Now they are realizing the pickle they are in. They can't deny him the nomination without a civil war, and they will blow the election with him as the nominee.

Posted by: sam at March 8, 2008 8:59 PM

As the old saying goes, there are workhorses and there are show horses...

Posted by: Greg Hlatky at March 8, 2008 10:21 PM

Kennedy won, and we were less vacuous back then.

As you whistle past the graveyard, consider this...

My bet is that OJ posted an article from the Economist back in 05. It profiled Pelosi's and Fat Hastert's district, lauding the deep red nature of Lobbyist in chief Hastert's 14th district.

Tonight, Bill Foster, a deep blue anti-war, high tax, democrat just beat Jim Oberweis (both self funded millionaires) in a special election in Fat Hastert's district.

If that can happen in the IL 14th, it can happen anywhere.

Will McCain win? Most likely yes. Can it be blown? Yes.

Posted by: Bruno at March 8, 2008 11:32 PM

Sam: You have it. Pennsylvania conservatives need to switch registration RIGHT NOW, so as to be able to vote for Effendi Obama in the Democrat primary. The switch must be in by March 22.

Confusion to the enemy is the goal.

Posted by: Lou Gots at March 9, 2008 6:01 AM

Amazing he and the Times just realized that the Senate is a seniority-driven institution and he's a newbie.

Posted by: Mikey [TypeKey Profile Page] at March 9, 2008 6:53 AM

...telling reporters he would be looking for the washroom and trying to figure out how the phones work.

Ah yes, the media and those unasked questions.

Am I the only one here waiting with bated breath?...

Posted by: Barry Meislin at March 9, 2008 8:44 AM

It's exactly the kind of seat Maverick will easily carry with him in the Fall.

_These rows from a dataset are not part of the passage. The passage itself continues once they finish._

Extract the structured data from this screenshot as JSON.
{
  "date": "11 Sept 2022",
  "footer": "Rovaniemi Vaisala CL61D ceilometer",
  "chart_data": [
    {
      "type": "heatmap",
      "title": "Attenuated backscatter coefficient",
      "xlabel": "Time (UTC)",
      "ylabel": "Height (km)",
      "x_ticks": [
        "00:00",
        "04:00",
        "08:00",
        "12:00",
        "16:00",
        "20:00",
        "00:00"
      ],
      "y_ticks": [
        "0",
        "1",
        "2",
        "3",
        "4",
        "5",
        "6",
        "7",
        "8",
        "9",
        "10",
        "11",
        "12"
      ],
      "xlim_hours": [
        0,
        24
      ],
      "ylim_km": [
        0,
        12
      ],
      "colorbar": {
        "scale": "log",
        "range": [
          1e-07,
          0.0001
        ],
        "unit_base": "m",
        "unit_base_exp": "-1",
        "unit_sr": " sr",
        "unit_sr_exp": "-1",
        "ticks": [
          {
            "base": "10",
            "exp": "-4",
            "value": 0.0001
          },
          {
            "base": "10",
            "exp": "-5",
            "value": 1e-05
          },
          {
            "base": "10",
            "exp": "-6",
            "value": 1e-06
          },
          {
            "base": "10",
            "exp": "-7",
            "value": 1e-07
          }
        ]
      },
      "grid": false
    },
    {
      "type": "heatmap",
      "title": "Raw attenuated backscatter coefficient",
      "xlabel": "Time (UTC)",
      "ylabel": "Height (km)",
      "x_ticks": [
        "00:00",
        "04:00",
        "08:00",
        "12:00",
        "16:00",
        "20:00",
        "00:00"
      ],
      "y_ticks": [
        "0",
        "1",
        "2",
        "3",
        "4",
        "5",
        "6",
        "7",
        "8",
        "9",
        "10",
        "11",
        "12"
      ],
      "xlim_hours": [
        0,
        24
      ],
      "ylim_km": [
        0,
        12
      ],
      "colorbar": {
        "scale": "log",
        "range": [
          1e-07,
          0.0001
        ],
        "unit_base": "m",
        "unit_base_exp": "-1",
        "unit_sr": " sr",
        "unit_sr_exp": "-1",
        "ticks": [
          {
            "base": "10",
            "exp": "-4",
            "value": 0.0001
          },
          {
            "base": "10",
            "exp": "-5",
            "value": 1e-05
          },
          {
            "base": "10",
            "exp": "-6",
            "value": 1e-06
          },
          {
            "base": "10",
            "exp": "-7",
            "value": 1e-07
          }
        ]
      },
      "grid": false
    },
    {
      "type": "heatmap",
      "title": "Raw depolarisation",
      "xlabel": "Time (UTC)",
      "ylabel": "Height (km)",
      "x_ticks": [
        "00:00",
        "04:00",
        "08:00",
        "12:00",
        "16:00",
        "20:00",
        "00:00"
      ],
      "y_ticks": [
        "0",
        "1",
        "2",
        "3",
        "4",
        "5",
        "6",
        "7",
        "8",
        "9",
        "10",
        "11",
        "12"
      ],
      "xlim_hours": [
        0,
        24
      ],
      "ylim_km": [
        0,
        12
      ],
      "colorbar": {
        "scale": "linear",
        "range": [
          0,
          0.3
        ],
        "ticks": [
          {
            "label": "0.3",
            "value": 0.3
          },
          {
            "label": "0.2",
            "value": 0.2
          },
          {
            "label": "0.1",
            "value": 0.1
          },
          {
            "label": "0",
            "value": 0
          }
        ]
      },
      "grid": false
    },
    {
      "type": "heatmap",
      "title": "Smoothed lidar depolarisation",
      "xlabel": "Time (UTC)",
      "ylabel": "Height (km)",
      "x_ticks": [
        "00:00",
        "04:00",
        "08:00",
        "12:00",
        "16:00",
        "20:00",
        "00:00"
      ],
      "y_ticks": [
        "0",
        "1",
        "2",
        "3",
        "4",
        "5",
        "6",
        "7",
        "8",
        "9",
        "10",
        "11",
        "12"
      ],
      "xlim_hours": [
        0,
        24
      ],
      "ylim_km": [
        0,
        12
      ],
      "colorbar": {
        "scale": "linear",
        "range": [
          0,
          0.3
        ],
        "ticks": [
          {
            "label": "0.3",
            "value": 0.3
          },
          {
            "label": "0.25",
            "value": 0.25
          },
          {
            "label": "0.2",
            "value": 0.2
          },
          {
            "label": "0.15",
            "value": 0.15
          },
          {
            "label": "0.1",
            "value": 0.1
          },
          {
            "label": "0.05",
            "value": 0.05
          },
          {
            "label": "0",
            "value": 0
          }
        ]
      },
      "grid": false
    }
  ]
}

Posted by: oj at March 9, 2008 8:48 AM

I actually think Obama will be a bit stronger than Hillary. I honestly think there is a fair amount of Clinton fatigue still around and I think people want something different from the Bush-Clinton-Bush-Clinton pattern. I think that explains some of the allure for Obama and I think it perfectly positions McCain because he is seen as somewhat of a maverick.

In all, I basically think Obama is going to face trouble because of him being black, liberal and having few accomplishments. I think Hillary is going to face trouble beause of her being a liberal woman whose partial claim to fame is that she was married (in name) to Bill Clinton.